The GOP-dominated state legislature in May approved $2 billion for educator salaries that will be allocated to individual districts to disperse, which means teachers could see salary bumps that range from 2.5% to 15%, said Clay Robison, spokesman for state teachers union.

But there’s no telling if that will that prompt teachers to look for the highest bidder and exacerbate existing disparities between school systems, or if it will serve to even the playing field for lower-paying districts.

It’s a predicament that’s already a key issue in the rural Ellensburg School District in eastern Washington state, where the teachers union launched protests during contract negotiations this summer with unprecedented intensity for the small community.

Donna Grassel, the teachers union president, said comparable school systems pay up to 25% more than Ellensburg. Grassel said the disparity has become much greater since Washington has been scrambling under a court-ordered mandate to better fund its public schools.

Recalibrating the complexities of the state’s overarching funding model has put school finances on a rollercoaster as lawmakers tried to redo or undo aspects of the financial levers the schools have long depended on, such as local levies.

“We see the impact of districts nearby offering a signing bonus,” Grassel said. “In that way, we’re still behind the game. We’ve not yet figured out how to get ahead of that curve.”

But Ellensburg district officials point to hefty double-digit raises last year as evidence it has tried to make its salaries more competitive despite budgetary limitations.

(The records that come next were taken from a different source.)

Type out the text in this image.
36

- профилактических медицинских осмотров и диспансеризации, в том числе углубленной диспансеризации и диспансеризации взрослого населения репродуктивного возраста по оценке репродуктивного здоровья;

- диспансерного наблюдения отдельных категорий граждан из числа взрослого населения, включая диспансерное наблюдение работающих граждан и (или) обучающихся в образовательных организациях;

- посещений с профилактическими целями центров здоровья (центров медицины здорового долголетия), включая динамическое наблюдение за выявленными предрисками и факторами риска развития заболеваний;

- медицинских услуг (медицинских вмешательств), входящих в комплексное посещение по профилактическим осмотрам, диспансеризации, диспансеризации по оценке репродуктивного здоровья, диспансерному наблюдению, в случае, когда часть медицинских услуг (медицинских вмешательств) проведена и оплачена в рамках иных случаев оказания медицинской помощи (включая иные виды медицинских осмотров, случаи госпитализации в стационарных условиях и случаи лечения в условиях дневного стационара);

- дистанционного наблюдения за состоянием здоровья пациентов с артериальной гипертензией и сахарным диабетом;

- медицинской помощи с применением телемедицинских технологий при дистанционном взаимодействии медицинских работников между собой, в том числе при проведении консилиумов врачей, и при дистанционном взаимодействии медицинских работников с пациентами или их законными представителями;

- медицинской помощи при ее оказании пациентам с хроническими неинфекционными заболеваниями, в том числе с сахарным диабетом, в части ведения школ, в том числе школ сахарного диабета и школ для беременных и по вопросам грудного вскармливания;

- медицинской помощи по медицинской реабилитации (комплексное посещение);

“What was not anticipated were the huge salary awards being given by other districts, and there’s this pressure to keep up with your neighbors but we’re not all funded the same,” said Brian Aiken, the Ellensburg district’s executive director of business services.

Back in Utah, Kim Lane, an elementary school teacher in Salt Lake, said higher pay is a positive first step in “stopping the bleed” of struggling teachers, but it’s still ultimately modest compensation for a tough job. After spending hundreds of dollars on classroom supplies, the 56-year-old veteran teacher said she can hardly afford her asthma medication.

Lane said she can only imagine how younger teachers must feel with the current pay and political dynamics at play.

“I’m afraid we’ll see more movement between districts (and) younger teachers leaving districts before they’re invested,” Lane said.